The Customs and Excise Department strives to combat unfair trade practices that contravene the TDO. It closely observes and monitors relevant situations in the market. If contravention of the TDO is found, appropriate actions will be taken immediately to protect consumer interests.
(3), (4) and (5) Under the Inland Revenue Ordinance (IRO), except for profits from the sale of capital assets, profits arising in or derived from Hong Kong from a trade, profession or business carried on in Hong Kong are chargeable to profits tax. Whether certain profits or gains in a particular case are chargeable to profits tax has to be considered on the basis of its own individual facts and circumstances. The provisions concerning profits tax in the IRO and the relevant case law are equally applicable to transactions involving virtual assets.
The Inland Revenue Department (IRD) is committed to maintaining the integrity of Hong Kong's taxation system. It collects information from various channels, supplemented by information technology. Cases are selected for audits and in-depth investigations as appropriate based on risk assessment. If necessary, the IRD will also seek relevant information from other tax authorities through the exchange of information mechanism under tax treaties so as to enhance its capability of detecting tax avoidance and evasion. IRD does not maintain statistics specifically on tax payable by persons carrying on virtual asset-related activities and relevant investigation cases.
(6) As the development of virtual assets trading is evolving rapidly, the Financial Services and the Treasury Bureau (FSTB) and the SFC have been monitoring the international regulatory development closely in order to explore whether it is appropriate to put virtual assets trading platforms under regulation.

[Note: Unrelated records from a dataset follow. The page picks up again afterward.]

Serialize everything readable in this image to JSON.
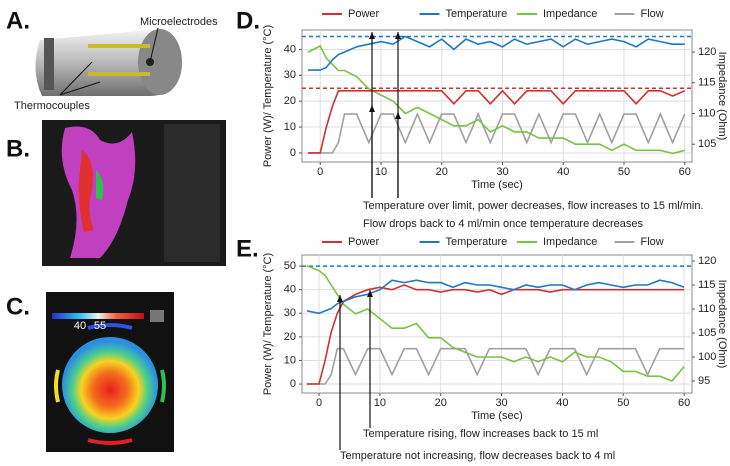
{
  "panels": {
    "a": {
      "label": "A.",
      "annotations": [
        "Microelectrodes",
        "Thermocouples"
      ]
    },
    "b": {
      "label": "B."
    },
    "c": {
      "label": "C.",
      "scale_labels": [
        40,
        55
      ]
    }
  },
  "chart_data": [
    {
      "type": "line",
      "label": "D.",
      "xlabel": "Time (sec)",
      "ylabel": "Power (W)/ Temperature (°C)",
      "y2label": "Impedance (Ohm)",
      "annotations": [
        "Temperature over limit, power decreases, flow increases to 15 ml/min.",
        "Flow drops back to 4 ml/min once temperature decreases"
      ],
      "x": [
        -2,
        0,
        1,
        2,
        3,
        4,
        6,
        8,
        10,
        12,
        14,
        16,
        18,
        20,
        22,
        24,
        26,
        28,
        30,
        32,
        34,
        36,
        38,
        40,
        42,
        44,
        46,
        48,
        50,
        52,
        54,
        56,
        58,
        60
      ],
      "series": [
        {
          "name": "Power",
          "color": "#d03030",
          "values": [
            0,
            0,
            10,
            18,
            24,
            24,
            24,
            24,
            24,
            24,
            24,
            24,
            24,
            24,
            19,
            24,
            24,
            19,
            24,
            19,
            24,
            24,
            24,
            19,
            24,
            24,
            24,
            24,
            24,
            19,
            24,
            24,
            22,
            24
          ]
        },
        {
          "name": "Temperature",
          "color": "#1f77c4",
          "values": [
            32,
            32,
            33,
            36,
            38,
            39,
            41,
            42,
            43,
            42,
            45,
            43,
            41,
            44,
            40,
            44,
            42,
            43,
            41,
            44,
            42,
            43,
            44,
            41,
            44,
            42,
            43,
            44,
            43,
            41,
            44,
            43,
            42,
            42
          ]
        },
        {
          "name": "Impedance",
          "color": "#7cc242",
          "axis": "y2",
          "values": [
            120,
            121,
            119,
            118,
            117,
            117,
            116,
            114,
            113,
            112,
            110,
            111,
            110,
            109,
            108,
            108,
            109,
            107,
            108,
            107,
            107,
            106,
            106,
            106,
            105,
            105,
            105,
            104,
            105,
            104,
            104,
            104,
            103.5,
            104
          ]
        },
        {
          "name": "Flow",
          "color": "#a0a0a0",
          "values": [
            0,
            0,
            0,
            0,
            4,
            15,
            15,
            4,
            15,
            15,
            4,
            15,
            4,
            15,
            15,
            4,
            15,
            4,
            15,
            15,
            4,
            15,
            4,
            15,
            15,
            4,
            15,
            4,
            15,
            15,
            4,
            15,
            4,
            15
          ]
        }
      ],
      "reference_lines": [
        {
          "value": 45,
          "color": "#1f77c4"
        },
        {
          "value": 25,
          "color": "#d03030"
        }
      ],
      "xlim": [
        -3,
        61.2
      ],
      "xticks": [
        0,
        10,
        20,
        30,
        40,
        50,
        60
      ],
      "ylim": [
        -3.5,
        47.5
      ],
      "yticks": [
        0,
        10,
        20,
        30,
        40
      ],
      "y2lim": [
        102.1,
        123.6
      ],
      "y2ticks": [
        105,
        110,
        115,
        120
      ],
      "grid": true,
      "legend": "top"
    },
    {
      "type": "line",
      "label": "E.",
      "xlabel": "Time (sec)",
      "ylabel": "Power (W)/ Temperature (°C)",
      "y2label": "Impedance (Ohm)",
      "annotations": [
        "Temperature rising, flow increases back to 15 ml",
        "Temperature not increasing, flow decreases back to 4 ml"
      ],
      "x": [
        -2,
        0,
        1,
        2,
        3,
        4,
        6,
        8,
        10,
        12,
        14,
        16,
        18,
        20,
        22,
        24,
        26,
        28,
        30,
        32,
        34,
        36,
        38,
        40,
        42,
        44,
        46,
        48,
        50,
        52,
        54,
        56,
        58,
        60
      ],
      "series": [
        {
          "name": "Power",
          "color": "#d03030",
          "values": [
            0,
            0,
            10,
            22,
            30,
            35,
            38,
            40,
            41,
            40,
            42,
            40,
            40,
            39,
            40,
            40,
            39,
            40,
            38,
            40,
            40,
            40,
            39,
            40,
            40,
            40,
            40,
            40,
            40,
            40,
            40,
            40,
            40,
            40
          ]
        },
        {
          "name": "Temperature",
          "color": "#1f77c4",
          "values": [
            31,
            30,
            31,
            32,
            34,
            35,
            37,
            38,
            40,
            44,
            43,
            44,
            43,
            43,
            41,
            43,
            42,
            42,
            41,
            40,
            42,
            41,
            42,
            42,
            40,
            42,
            43,
            42,
            41,
            42,
            42,
            44,
            43,
            41
          ]
        },
        {
          "name": "Impedance",
          "color": "#7cc242",
          "axis": "y2",
          "values": [
            119,
            118,
            117,
            115,
            113,
            111,
            109,
            110,
            108,
            106,
            106,
            107,
            104,
            104,
            102,
            101,
            100,
            100,
            100,
            99,
            100,
            99,
            100,
            99,
            101,
            100,
            100,
            99,
            97,
            97,
            96,
            96,
            95,
            98
          ]
        },
        {
          "name": "Flow",
          "color": "#a0a0a0",
          "values": [
            0,
            0,
            0,
            4,
            15,
            15,
            4,
            15,
            15,
            4,
            15,
            15,
            4,
            15,
            15,
            15,
            4,
            15,
            15,
            15,
            15,
            4,
            15,
            15,
            15,
            4,
            15,
            15,
            15,
            15,
            4,
            15,
            15,
            15
          ]
        }
      ],
      "reference_lines": [
        {
          "value": 50,
          "color": "#1f77c4"
        }
      ],
      "xlim": [
        -2.8,
        61.3
      ],
      "xticks": [
        0,
        10,
        20,
        30,
        40,
        50,
        60
      ],
      "ylim": [
        -3.8,
        54.7
      ],
      "yticks": [
        0,
        10,
        20,
        30,
        40,
        50
      ],
      "y2lim": [
        92.5,
        121.25
      ],
      "y2ticks": [
        95,
        100,
        105,
        110,
        115,
        120
      ],
      "grid": true,
      "legend": "top"
    }
  ]
}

In November 2018, the SFC announced an exploratory regulatory approach under the sandbox environment to explore whether it was suitable to license and regulate virtual assets platforms using its existing power. SFC would decide whether, and if so, how to regulate virtual assets trading platforms after the exploratory stage. SFC is currently in discussion with some virtual assets trading platform operators so as to understand more about their operations, with a view to determining whether virtual assets trading platforms should be regulated under the SFO.
FSTB and financial regulators will continue to keep in view the development of virtual assets activities locally and globally. SFC will also continue to review its existing measures and suitably consider whether or not to put in place a more effective regulatory approach. We will maintain contact with overseas regulators through participation in relevant international organisations, including the International Organisation of Securities Commissions and the Financial Stability Board, to ensure that we can devise a suitable mechanism in good time to address the potential risks arising from virtual assets activities.